Papal Document Finding Aid & The Digitization of Western MS 82

 

Greetings, digitalists and medievalists.

I am Yanchen Liu. I will be working at the Digital Humanities Center of Columbia University Libraries as an intern this year. I entered the Ph.D. program in the History of Christianity at Columbia University in the fall of 2015. My primary research interest concerns the interaction between the medieval papacy and the compilations of medieval canon law during the eleventh to the thirteenth century in Western Europe.

My project at the Digital Humanities Centers comprises two parts. The first part originally aimed to develop a prototype for an online database, based on a digitization of older finding tools, that could enable scholars to quickly access papal documents. I planned to focus on the pontificates from Pope Leo IX to Gregory VII (1002-1073), using the second edition of Philip Jaffé’s Regesta Pontificum Romanorum as the basic text. The plan was to update the information, references and bibliographies in Jaffé and to connect the basic text to other online resources and databases on papal documents. However, during the process of finding the most recent resources on papal documents to update the information in Jaffé, I have come across two current projects of the Göttingen Academy of Sciences and Humanities: Regesta Pontificum Romanorum online, as well as a third edition of Philip Jaffé’s Regesta Pontificum Romanorum, which will eventually produce something like what I wanted to begin developing.  I have established connections with the researchers of these projects to learn more about their work, and hope to continue to follow those projects closely to see if they are implementing all of the features that I had hoped to include in my database.
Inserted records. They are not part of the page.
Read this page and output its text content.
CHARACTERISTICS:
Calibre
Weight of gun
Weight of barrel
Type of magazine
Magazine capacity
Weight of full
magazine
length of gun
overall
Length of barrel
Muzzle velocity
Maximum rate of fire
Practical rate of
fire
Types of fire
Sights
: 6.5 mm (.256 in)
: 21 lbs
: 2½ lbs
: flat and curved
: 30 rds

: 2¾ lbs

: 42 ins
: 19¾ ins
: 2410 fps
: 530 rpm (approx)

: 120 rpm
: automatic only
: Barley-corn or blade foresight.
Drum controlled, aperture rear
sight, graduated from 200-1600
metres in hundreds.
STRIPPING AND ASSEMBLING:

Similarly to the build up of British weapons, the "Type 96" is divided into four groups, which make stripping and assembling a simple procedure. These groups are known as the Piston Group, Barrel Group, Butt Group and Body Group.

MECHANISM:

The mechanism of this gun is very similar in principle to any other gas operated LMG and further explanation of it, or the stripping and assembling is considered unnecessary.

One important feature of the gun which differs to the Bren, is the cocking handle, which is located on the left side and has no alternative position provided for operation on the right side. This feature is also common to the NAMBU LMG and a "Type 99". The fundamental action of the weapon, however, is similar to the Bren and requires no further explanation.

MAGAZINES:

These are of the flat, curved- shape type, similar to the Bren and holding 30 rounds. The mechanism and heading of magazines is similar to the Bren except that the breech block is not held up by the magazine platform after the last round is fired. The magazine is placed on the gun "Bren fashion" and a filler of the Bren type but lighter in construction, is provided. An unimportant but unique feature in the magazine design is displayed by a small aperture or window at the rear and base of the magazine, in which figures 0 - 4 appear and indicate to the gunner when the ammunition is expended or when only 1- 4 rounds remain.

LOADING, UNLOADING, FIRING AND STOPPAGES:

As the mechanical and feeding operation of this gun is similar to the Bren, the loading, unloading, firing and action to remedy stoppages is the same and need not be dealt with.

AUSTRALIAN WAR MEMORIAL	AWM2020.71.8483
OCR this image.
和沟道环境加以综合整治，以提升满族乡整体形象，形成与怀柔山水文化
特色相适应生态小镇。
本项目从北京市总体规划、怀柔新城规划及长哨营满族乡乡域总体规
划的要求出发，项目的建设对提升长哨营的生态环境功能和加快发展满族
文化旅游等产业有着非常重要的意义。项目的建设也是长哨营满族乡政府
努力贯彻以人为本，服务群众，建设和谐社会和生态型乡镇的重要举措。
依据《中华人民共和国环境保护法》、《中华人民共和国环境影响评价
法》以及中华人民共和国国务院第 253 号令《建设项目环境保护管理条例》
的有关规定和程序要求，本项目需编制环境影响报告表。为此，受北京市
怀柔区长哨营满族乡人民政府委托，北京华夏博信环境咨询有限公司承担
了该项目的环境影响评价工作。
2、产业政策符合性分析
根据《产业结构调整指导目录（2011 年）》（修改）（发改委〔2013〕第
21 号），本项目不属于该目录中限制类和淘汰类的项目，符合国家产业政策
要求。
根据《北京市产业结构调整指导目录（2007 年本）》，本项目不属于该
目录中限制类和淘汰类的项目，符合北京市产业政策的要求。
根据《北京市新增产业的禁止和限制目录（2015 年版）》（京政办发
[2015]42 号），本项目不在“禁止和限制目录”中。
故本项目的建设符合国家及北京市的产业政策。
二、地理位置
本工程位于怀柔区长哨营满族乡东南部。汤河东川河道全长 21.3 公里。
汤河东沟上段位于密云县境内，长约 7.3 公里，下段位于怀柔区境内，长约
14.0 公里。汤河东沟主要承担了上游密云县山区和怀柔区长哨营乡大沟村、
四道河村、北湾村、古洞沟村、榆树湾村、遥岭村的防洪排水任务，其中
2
From this experience I have discovered a large number of key research projects, online databases, paper publications and analytical works on medieval papal documents produced during the last few decades scattered around the world, and unfamiliar, or even unknown to scholars and students. Therefore, I have decided to switch my goal for this part of my internship to contribute my findings to Karen Green’s current project to update the Libraries’ Ancient and Medieval resource guide. I believe this new information can prove useful for scholars and students as they seek to navigate across the complex world of medieval resources.

The second part of my project will involve a digitalization of Western MS 82, a twelfth-century medieval Canon Law manuscript preserved in the Rare Book & Manuscript Library of Columbia University.

Columbia acquired this manuscript in 2004. The codex has 119 folios and was probably produced in the region of Champagne in France. High-resolution images of nine pages in this manuscript are available on Digital Scriptorium.

Currently I am transcribing the capitulatio of the canonical collection Collectio Sinemuriensis in the manuscript. With the help of Dr. Consuelo Dutschke, curator of the Rare Book & Manuscript Library, this manuscript is being processed by the Conservation Department of Columbia. Hopefully, this preparation work will be done by the end of November, and further transcription and digitization will follow immediately after that.